Slow Productivity starts with a history of measuring productivity. This was easy in the industrial and agricultural ages. You measured output for each unit of input. But knowledge work is more creative and less easily measured. Still needing a way to measure success, managers fell into using what Newport calls pseudo-productivity. This is measuring hours on the job rather than results, which are much harder to quantify and manage (or micro-manage, as the case may be). He then goes on to outline what it means to slow down and focus on outcomes.
The final three chapters outline how to accomplish slow productivity in a world that insists on quarterly results. He does this by focusing on three principles: do fewer things, work at a natural pace, and obsess over quality. When he suggests doing fewer things, he means to focus on only one project at a time, keeping a ranked list of what comes next. Communication and transparency are key. Working at a natural pace means recognizing the ebb and flow of work and adjusting with it.

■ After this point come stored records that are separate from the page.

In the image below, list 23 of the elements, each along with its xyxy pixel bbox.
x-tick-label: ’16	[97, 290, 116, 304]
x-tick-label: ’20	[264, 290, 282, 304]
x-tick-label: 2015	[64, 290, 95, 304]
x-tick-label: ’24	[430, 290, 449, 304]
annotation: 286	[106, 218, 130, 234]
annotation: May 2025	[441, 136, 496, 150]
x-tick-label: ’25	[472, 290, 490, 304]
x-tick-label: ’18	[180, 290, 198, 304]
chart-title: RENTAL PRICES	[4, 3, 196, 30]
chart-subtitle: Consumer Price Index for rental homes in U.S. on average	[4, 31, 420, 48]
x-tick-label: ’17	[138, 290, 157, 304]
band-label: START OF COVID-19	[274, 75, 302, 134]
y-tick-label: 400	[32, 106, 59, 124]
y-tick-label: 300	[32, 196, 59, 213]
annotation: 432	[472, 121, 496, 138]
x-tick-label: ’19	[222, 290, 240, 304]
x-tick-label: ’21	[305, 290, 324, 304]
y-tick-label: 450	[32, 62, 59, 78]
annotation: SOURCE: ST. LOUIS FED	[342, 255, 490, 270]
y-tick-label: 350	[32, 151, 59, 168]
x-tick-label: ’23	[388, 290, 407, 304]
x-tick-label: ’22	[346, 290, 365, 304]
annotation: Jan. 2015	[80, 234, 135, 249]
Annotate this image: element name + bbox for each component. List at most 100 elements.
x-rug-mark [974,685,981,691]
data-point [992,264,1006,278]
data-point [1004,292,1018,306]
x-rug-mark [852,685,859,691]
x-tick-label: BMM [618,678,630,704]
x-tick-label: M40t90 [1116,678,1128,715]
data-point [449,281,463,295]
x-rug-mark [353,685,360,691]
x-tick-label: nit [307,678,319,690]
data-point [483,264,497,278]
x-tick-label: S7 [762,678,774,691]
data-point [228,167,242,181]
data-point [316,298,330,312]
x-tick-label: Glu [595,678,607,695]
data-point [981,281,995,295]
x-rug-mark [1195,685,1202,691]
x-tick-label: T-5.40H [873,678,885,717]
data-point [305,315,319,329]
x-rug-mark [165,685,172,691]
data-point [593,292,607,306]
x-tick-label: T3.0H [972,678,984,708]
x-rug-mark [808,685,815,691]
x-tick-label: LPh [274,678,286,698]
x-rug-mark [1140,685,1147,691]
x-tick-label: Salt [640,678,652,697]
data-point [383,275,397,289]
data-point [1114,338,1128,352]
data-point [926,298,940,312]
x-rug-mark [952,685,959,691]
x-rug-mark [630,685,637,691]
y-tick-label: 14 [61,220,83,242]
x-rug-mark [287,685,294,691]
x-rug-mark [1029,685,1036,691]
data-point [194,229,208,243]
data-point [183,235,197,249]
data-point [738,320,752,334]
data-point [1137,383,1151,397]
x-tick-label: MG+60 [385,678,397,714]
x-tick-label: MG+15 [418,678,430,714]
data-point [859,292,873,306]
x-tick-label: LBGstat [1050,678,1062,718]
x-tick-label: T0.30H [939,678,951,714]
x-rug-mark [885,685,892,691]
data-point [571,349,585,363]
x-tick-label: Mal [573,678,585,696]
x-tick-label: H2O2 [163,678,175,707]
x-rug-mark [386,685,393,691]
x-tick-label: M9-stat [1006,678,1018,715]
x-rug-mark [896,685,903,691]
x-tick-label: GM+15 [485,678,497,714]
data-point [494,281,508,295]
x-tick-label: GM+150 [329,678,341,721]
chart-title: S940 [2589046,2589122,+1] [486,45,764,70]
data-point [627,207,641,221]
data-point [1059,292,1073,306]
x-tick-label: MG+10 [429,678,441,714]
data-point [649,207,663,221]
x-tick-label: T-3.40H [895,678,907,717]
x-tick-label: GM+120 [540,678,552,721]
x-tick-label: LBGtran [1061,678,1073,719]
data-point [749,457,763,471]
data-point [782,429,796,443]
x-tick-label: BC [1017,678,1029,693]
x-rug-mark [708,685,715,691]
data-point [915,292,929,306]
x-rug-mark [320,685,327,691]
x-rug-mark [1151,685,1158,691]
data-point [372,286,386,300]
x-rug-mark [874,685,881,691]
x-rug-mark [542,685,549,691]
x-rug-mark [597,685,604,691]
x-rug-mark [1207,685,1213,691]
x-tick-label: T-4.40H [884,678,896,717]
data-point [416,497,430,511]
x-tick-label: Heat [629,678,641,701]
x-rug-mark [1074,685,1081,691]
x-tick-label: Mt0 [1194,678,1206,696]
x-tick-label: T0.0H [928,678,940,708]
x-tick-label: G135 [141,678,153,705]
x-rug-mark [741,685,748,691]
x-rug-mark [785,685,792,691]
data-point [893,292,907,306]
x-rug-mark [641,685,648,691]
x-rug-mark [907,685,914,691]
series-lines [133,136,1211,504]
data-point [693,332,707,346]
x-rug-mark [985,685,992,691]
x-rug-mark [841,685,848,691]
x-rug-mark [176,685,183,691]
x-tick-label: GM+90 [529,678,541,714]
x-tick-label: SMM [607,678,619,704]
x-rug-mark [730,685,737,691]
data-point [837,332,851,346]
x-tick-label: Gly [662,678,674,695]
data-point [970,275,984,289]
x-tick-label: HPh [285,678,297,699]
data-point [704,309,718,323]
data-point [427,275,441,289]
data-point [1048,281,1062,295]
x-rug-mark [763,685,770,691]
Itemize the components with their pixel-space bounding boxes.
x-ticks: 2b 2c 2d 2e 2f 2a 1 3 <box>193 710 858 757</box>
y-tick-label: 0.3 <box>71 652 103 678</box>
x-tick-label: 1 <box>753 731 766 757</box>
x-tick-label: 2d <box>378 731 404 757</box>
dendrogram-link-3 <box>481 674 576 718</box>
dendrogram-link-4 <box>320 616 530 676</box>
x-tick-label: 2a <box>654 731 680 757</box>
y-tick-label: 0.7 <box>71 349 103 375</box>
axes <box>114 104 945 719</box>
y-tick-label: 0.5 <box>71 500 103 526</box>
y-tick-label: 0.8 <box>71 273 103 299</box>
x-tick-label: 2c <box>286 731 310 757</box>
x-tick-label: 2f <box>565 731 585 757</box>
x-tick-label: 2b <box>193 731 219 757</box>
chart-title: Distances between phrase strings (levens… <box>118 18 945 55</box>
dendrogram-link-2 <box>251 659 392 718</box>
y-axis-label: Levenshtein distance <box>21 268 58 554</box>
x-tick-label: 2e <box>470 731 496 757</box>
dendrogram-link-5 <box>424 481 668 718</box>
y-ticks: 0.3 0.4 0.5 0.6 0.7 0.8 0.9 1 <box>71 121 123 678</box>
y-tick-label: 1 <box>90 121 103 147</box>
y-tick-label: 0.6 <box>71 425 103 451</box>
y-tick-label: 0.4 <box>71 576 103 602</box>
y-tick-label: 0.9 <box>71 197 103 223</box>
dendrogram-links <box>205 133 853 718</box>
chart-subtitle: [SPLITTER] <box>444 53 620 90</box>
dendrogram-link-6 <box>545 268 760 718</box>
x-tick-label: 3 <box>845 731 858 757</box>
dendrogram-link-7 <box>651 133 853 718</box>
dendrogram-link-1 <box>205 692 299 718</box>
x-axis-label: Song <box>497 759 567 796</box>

No one does or can work pedal to the metal every day all year long. And when you relentlessly make sure that your results are high quality, those around you will trust your methods.
The details he covers in each of these final chapters are highly practical suggestions that readers can do right now to move their work out of the crazy making of pseudo-productivity and into the realm of a more peaceful and natural way of working that actually produces better results. This book is beyond the usual productivity business book just trying to help you squeeze more out of already busy days. Instead, it is the antidote to that life outlining how you can be an even more effective contributor. Highly recommended.